Gina Haspel's CIA nomination prompts major correction from national news outlets

gina haspel

Gina Haspel's nomination to become director of the CIA has forced several news organizations to correct reporting errors made more than a year ago.

On Friday, the New York Times appended an editors' note to a story originally published on February 2, 2017, to acknowledge that Haspel, the deputy director of the CIA who is poised to replace Mike Pompeo as head of the agency, did not oversee the torture of Abu Zubaydah. Zubaydah was waterboarded more than 80 times in the span of a month while he was detained at a secret overseas prison in Thailand.

The story took on new life this week after President Trump announced Haspel's nomination. A piece published Tuesday on CNN.com cited the Times' 2017 report, but has since been updated to reflect the change.

A day before the Times' correction, ProPublica retracted its story from last year that made the same claim, while also asserting that Haspel mocked Zubaydah's suffering.

"Neither of these assertions is correct and we retract them," wrote editor-in-chief Stephen Engelberg in a lengthy correction published on ProPublica's website.

Haspel did at one point run the Thai prison, the CIA's first overseas detention site, but ProPublica and the Times have since learned that she arrived there after the torture of Zubaydah.

The error represents a major reporting failure for two of the most respected news organizations in the country — but neither the Times nor ProPublica were alone.

The New Yorker published its own story on Haspel in February 2017 that included similar claims. In the piece, the writer Dexter Filkins said that Haspel "was among the C.I.A. officers present at the interrogation of Abu Zubaydah." Later in the article, citing "people I spoke to," Filkins wrote that Haspel "was present at a C.I.A. black site in Thailand when Zubaydah" and another detainee, Abd al-Rahim al-Nashiri were tortured.

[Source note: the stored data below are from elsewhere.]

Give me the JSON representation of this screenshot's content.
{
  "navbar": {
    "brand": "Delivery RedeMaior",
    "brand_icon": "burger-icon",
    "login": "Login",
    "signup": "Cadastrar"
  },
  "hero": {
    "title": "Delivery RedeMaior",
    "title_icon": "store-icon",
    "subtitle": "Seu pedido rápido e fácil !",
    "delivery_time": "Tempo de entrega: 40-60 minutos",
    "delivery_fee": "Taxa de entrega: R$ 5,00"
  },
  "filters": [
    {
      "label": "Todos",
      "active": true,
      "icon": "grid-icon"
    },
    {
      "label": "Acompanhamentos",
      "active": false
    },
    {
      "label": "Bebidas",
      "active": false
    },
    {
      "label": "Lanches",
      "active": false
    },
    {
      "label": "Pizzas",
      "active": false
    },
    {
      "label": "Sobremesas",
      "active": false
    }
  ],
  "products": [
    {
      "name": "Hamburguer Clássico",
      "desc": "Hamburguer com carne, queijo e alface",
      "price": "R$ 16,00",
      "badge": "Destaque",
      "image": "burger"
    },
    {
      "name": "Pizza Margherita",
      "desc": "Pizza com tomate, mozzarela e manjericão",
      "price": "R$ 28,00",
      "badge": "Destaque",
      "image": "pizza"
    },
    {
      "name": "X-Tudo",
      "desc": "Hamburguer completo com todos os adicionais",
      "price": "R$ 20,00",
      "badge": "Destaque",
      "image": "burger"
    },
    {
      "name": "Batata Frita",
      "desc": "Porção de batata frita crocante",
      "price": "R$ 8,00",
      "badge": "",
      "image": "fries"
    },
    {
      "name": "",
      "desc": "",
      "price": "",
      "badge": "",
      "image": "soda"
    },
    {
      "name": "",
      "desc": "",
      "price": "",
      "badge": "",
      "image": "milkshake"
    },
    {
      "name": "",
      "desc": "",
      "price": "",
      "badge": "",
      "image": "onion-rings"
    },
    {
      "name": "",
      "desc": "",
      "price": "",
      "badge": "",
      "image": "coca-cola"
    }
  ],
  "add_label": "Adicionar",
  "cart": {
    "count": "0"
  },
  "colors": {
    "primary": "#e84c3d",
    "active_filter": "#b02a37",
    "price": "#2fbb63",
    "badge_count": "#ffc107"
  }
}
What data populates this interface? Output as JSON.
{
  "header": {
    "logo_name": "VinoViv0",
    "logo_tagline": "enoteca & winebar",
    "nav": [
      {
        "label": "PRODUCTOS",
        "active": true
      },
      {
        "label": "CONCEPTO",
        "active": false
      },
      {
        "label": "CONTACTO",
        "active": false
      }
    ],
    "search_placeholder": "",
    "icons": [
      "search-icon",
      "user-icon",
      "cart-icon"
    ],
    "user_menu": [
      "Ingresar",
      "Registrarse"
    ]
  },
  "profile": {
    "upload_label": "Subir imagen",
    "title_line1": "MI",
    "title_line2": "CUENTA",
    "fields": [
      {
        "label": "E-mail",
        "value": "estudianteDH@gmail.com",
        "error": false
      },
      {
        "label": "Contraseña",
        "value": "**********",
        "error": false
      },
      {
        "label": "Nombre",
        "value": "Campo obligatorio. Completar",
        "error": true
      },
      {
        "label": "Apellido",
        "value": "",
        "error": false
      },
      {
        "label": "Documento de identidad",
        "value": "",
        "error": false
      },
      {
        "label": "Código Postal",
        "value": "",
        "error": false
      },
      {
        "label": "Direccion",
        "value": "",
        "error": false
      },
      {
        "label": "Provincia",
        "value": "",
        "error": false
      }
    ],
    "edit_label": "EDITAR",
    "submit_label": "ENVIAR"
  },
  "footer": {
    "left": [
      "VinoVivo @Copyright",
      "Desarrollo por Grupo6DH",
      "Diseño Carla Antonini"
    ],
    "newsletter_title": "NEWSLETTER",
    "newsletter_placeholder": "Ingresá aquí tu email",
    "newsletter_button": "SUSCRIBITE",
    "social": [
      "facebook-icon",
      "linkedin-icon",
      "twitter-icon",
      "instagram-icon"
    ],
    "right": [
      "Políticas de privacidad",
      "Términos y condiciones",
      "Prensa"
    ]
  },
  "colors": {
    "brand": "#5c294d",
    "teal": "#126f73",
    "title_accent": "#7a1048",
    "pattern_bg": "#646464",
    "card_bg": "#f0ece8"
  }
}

As of late Friday afternoon, the New Yorker's story had yet to be corrected. A spokesperson for the New Yorker said the magazine was looking into the matter. Filkins did not respond to a request for comment.

Haspel's role in the torture of al-Nashiri does not appear to be in dispute; the Times' story from last year made the same claim, which the paper still stands by.

That will almost certainly be be the subject of intense questioning from Senate Democrats when Haspel heads to Capitol Hill for confirmation hearings.